Digital Bayon Project

This talk introduces Digital Bayon Project, conducted by The University
of Tokyo team, with the cooperation of the Japanese Government team for
Safeguarding Angkor, to scan the Bayon temple and obtain 3D digital data
of the temple. We have conducted over 1500 person-day scanning missions.
During these missions, we obtained range data from more than 14,600
different directions using commercially available sensors, such as Cyrax
and Z+F, as well as newly developed sensors for this scanning mission,
such as the UTokyo Balloon and UTokyo climbing sensors. The total amount
of the data approximates a quarter of a terabyte.
We have developed parallel alignment processing with merging software
that run on a PC cluster a hundred times faster than previously
available software. This cluster processes our massive range data into
unified 3D digital data of the Bayon temple.

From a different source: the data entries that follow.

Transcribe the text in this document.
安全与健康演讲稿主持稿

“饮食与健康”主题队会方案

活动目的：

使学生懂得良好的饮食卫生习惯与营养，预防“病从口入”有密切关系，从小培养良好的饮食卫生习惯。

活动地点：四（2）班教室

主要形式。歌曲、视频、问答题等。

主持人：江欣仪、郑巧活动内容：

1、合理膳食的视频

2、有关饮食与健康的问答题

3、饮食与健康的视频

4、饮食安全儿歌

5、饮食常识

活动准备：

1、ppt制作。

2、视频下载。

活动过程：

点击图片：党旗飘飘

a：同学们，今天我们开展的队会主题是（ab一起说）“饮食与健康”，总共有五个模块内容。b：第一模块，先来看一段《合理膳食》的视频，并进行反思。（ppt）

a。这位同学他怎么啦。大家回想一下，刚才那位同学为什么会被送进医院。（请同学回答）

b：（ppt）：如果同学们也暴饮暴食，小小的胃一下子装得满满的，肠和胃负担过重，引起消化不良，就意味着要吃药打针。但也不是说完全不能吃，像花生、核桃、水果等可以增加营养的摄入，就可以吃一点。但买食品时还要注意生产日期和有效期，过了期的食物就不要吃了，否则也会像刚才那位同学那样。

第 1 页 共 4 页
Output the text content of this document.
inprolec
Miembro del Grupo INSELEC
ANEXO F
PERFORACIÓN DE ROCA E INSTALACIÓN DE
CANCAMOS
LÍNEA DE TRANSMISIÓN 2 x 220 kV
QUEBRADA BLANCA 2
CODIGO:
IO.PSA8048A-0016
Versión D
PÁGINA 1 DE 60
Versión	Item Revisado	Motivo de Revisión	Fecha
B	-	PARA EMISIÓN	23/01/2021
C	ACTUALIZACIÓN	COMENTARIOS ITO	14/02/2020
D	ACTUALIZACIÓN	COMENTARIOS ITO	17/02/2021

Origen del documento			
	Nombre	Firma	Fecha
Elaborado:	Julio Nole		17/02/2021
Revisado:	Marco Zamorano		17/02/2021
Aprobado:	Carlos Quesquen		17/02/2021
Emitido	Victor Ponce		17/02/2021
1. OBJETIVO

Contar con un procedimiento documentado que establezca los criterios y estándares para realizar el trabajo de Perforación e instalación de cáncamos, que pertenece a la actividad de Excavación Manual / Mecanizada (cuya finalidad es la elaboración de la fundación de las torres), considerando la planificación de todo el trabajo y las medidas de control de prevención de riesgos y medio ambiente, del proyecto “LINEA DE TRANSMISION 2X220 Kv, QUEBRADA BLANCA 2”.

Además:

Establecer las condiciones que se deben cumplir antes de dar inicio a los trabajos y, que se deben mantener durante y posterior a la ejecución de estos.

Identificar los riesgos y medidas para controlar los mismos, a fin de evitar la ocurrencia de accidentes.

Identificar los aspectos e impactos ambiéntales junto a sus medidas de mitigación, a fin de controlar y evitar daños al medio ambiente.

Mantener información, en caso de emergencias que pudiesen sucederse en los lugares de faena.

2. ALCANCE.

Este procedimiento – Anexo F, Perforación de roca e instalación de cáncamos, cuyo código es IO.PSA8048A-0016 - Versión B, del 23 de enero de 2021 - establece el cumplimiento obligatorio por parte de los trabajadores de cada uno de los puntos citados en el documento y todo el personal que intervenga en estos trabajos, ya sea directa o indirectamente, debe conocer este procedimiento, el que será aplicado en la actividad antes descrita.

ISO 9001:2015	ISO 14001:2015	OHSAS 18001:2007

As a result of this effort, we have obtained the following 3D data:
1) The entire Bayon 3D structure: By using Cyrax, Z+F, balloon and
climbing sensors, we have obtained a 3D model of the entire Bayon
temple. From this model, we have created floor plans of the temple, and
have confirmed that the Bayon temple is rotated 0.94 degrees
counter-clockwise from the exact east-west lines.
2) 173 deity faces. We have scanned all the 173 faces of the deities on
the exterior of the temple using Cyrax and Balloon sensors, analyzed
these data, and verified that we can classify these faces into three
categories:
Dava, Davatar, and Asherah. It was also confirmed that there is
sufficient resemblance among groups of faces to support the assumption
that more than one worker group conducted the construction project in a
parallel manner.
3) 16 hidden pediments. By using a newly created mirror range sensor, we
obtained pictures of 16 hidden pediments, whose existence had not been
previously known.
4) 8 wall reliefs. We obtained 3D digital data of all eight wall
reliefs along the inner and outer corridors using a VIVID sensor.
We plan to continue our efforts to create finer models of the structure,
to fill the holes still missing in parts of the structure, and to
complete our models by adding texture to the 3D digital data.


Brief Biographical Sketch:
Dr. Katsushi Ikeuchi is a Professor at the University of Tokyo. He
received a Ph.D. degree in Information Engineering from the University
of Tokyo in 1978. After working at the Massachusetts Institute of
Technology's AI Lab for two years, Electrotechnical Lab, Japan for five
years, and Carnegie Mellon University for ten years, he joined the
university in 1996. His research interest spans computer vision,
robotics, and computer graphics. He has received several awards,
including the IEEE R&A K-S Fu Memorial Best Transaction Paper award for
the paper "Toward Automatic Robot Instruction from Perception." He is a
distinguished speaker of the IEEE CS society this year. He has been
elected as a fellow of IEEE since 1998.